Agricultural technology (agritech) is revolutionising farming in the Association of Southeast Asian Nations (ASEAN). It involves using tech tools such as drones, sensors, apps, the Internet of Things (IoT), artificial intelligence (AI), data analytics, and more to improve efficiency and yield. Thus, boosting agritech in Southeast Asia could significantly end the food insecurity that has plagued the region for many years.
In the State of Food Security and Nutrition in the World 2022 report compiled by the Food and Agriculture Organisation (FAO) and other partners, researchers noted that an estimated 6.3% of citizens of the ASEAN region faced hunger in 2021. The report also stated that 28 million Southeast Asians were severely food insecure in 2021, meaning there were days when they went without a meal or ran out of food.
How agritech startups are fighting food security challenges in Southeast Asia
Agritech startups can change this dynamic, making food sources more secure and enabling the region to have sufficient yields to export and generate much revenue. According to Statista Research, in cooperation with BIS Research, smart agriculture worldwide is expected to reach USD 34.1 billion by 2026. With this kind of profitability potential, agritech can rise further and change people’s lives in other sectors, such as healthcare, by growing organic food untainted by chemicals.
Challenges to agritech in ASEAN
With the digital transformation of Southeast Asia in full swing, every sector faces similar issues regarding technology adoption. People are not that eager to change their traditional, tried-and-tested farming methods. There is suspicion about how agritech will affect ASEAN citizens, whether it is safe, what it will mean for their jobs, and if it can live up to the benefits experts predict.
Due to the impact of climate change on farming, the world is switching to sustainable solutions, and agritech can be part of that change. However, policy shifts involve significant amounts of money, and allocating more investments to agritech is necessary. Plus, the cost of modernising or adopting new technologies and equipment is high, making it challenging for smaller farms to afford them. Sometimes the price of entering the agricultural sector and becoming part of the ecosystem can put off emerging startups.

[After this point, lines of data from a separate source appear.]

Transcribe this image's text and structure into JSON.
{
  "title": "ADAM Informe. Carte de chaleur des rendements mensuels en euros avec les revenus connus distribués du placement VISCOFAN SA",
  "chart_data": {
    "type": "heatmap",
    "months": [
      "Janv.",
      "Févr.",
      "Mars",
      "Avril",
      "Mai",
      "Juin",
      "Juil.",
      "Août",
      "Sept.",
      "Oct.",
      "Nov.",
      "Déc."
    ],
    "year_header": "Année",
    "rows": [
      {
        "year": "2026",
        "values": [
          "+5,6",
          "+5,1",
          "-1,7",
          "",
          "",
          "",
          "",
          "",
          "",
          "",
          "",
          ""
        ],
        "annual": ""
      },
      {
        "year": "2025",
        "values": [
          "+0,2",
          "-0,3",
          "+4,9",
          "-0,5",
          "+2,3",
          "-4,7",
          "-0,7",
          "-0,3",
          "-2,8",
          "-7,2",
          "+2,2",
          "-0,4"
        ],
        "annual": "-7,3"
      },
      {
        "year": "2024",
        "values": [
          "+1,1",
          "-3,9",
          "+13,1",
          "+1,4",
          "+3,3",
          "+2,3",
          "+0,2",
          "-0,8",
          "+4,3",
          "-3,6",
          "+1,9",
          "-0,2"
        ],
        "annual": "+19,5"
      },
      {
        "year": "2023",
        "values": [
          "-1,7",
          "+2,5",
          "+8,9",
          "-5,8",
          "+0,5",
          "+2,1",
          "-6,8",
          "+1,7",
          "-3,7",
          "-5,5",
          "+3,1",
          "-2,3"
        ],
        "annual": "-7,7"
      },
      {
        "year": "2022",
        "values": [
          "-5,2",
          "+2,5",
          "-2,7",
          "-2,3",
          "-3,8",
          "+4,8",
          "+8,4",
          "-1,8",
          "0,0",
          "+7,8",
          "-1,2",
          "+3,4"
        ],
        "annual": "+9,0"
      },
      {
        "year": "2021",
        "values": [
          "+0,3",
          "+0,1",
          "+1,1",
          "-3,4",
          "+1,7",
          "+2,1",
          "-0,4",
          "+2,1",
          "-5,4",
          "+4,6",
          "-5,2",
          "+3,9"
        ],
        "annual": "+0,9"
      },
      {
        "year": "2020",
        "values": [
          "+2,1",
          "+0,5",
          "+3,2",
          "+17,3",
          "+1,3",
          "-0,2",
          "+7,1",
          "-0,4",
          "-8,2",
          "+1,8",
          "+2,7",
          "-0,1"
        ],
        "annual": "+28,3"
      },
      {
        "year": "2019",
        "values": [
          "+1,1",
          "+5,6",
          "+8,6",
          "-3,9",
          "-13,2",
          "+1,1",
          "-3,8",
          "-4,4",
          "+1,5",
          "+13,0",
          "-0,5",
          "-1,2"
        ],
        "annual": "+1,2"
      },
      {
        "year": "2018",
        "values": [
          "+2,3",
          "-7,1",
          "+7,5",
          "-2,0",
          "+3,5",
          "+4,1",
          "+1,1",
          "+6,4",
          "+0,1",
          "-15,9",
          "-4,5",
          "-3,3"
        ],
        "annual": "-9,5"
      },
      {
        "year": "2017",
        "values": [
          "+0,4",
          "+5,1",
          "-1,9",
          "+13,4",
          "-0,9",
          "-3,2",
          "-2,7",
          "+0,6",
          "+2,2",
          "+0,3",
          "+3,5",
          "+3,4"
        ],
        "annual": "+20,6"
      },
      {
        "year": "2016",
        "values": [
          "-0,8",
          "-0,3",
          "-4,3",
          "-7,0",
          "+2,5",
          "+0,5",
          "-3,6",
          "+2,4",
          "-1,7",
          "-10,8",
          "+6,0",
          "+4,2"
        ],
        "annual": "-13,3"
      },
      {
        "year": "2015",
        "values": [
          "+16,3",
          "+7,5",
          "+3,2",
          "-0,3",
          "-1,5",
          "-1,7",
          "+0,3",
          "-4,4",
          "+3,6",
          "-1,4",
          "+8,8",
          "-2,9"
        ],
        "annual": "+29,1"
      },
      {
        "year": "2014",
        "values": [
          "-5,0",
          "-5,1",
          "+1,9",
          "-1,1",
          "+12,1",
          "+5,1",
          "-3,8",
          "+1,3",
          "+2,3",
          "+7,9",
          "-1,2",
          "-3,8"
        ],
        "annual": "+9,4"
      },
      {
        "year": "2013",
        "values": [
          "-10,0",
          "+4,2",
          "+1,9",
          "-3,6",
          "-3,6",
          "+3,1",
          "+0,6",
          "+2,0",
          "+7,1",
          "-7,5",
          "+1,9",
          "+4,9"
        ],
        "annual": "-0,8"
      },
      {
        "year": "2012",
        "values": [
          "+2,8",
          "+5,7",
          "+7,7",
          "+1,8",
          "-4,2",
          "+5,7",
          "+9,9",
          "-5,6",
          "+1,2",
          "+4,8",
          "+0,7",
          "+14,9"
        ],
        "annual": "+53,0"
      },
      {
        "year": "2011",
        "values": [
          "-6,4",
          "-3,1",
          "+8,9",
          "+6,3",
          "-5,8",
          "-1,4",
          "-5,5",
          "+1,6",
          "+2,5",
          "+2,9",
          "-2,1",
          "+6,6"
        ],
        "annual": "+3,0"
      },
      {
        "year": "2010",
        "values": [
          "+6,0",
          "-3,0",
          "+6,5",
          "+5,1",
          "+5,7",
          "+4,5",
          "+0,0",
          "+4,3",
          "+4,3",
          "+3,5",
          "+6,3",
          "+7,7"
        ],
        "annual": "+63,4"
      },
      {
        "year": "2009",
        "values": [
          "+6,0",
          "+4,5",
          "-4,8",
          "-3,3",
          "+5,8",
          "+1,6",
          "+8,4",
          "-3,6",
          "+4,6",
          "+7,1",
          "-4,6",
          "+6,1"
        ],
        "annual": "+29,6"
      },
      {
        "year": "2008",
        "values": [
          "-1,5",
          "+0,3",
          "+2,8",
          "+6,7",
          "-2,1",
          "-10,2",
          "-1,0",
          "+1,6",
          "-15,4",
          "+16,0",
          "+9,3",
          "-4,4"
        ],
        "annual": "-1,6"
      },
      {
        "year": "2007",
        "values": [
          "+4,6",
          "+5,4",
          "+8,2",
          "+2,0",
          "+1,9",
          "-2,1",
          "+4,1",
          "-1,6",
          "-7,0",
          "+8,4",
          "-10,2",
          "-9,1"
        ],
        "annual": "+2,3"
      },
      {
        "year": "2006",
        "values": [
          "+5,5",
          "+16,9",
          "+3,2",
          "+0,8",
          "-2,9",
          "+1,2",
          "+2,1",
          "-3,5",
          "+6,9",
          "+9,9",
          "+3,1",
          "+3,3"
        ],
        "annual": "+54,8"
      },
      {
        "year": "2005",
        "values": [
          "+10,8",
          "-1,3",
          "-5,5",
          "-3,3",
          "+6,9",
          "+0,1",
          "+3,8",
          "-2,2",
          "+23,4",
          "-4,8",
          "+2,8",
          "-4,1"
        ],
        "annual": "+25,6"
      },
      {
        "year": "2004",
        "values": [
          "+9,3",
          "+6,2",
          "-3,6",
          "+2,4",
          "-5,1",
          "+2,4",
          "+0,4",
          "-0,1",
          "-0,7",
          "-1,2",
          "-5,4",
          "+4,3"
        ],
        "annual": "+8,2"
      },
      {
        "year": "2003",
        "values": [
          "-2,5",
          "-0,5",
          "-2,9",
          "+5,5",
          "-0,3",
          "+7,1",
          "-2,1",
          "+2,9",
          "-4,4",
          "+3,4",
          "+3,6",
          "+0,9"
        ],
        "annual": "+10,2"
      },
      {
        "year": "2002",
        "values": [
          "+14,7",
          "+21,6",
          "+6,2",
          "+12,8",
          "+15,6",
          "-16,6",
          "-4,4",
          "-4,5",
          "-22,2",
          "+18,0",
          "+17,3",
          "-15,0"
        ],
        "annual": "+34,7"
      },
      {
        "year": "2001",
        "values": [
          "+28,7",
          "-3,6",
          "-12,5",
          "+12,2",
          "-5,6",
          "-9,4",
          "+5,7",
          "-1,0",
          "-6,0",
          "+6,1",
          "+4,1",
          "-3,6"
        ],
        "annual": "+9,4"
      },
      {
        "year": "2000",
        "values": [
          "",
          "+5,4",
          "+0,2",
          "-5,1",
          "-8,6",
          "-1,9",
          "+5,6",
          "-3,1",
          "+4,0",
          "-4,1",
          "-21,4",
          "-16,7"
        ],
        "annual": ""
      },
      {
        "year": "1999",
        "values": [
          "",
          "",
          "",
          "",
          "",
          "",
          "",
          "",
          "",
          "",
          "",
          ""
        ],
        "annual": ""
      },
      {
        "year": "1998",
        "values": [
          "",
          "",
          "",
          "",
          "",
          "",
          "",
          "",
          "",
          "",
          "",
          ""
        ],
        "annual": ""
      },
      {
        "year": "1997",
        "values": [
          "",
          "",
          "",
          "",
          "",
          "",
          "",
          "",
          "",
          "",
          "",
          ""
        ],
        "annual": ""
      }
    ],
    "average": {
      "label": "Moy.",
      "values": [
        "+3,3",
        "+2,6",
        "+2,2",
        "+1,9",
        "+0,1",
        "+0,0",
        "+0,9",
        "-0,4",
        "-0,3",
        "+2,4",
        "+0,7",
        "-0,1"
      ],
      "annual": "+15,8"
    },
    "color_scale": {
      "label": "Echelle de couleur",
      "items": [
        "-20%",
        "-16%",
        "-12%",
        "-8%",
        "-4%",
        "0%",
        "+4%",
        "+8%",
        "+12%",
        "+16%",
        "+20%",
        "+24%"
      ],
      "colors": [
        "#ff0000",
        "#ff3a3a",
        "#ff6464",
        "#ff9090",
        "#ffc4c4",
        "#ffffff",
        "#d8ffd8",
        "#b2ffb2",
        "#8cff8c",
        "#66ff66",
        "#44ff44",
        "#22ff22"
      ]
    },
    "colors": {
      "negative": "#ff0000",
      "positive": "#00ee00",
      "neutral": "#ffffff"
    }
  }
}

Furthermore, the global economy is suffering, meaning many investors have less liquid capital than before to invest in startups. Lack of funding is also affecting the ability of agritech startups to hire tech talent to help navigate the ever-changing situations on the farm.
The war between Ukraine and Russia has limited the flow of fertiliser and wheat to other nations, exacerbating food shortages worldwide. In 2020, Russia and Ukraine were among the top five wheat exporters in the world. Now, constant supply chain disruptions hamper the movement of foods and other natural resources to places like Southeast Asia. Energy and production costs have also increased, limiting the acquisition of technological innovations that may boost farming.
The scope of agritech in Southeast Asia
Agritech can help ASEAN overcome food insecurity, combat malnutrition, feed the underfed populations, and produce enough yields for export. Currently, Southeast Asia is known for exporting coffee, seafood, vegetable oils, rice, and more. By integrating technology into all aspects of farming, the region can solve many problems. For example, Singapore does not have enough land for agriculture, meaning it needs alternative solutions.
AI and Big Data are making a significant difference to agritech startups. This technology means companies can now automate processes, such as regulating temperature and lighting in indoor farms.
AI can monitor granular details to help grow healthier crops. For example, by determining the quantity and quality of plant food in the soil. Essentially, AI will record growth patterns to enhance yields, and data analysis can ensure that farmers can make more informed decisions on being productive and effective. Ensuring more organic crops free from harmful fertiliser chemicals than those in modern-day farms means a healthier ASEAN population too.
In Indonesia, seafood farmers still hold on to traditional methods of doing things, meaning the industry needs to catch up to its potential. Startups like eFishery are helping farmers optimise and employ technology, such as mobile apps, to solve the issue of under or overfeeding the fish and shrimp.
A bright future
As the examples above show, agritech in Southeast Asia can address many of ASEAN’s food challenges. Agritech is beneficial for creating employment in the region, inspiring the next generation of tech innovators to emerge and make a difference. Moreover, with AI handling many farming activities, startups can save money for cash flow by reducing staff.
It is now possible to farm in limited spaces, avoid harmful chemicals, and begin fighting to end food insecurity in the region. Sustainability through agritech will be vital in getting Southeast Asia to the next level.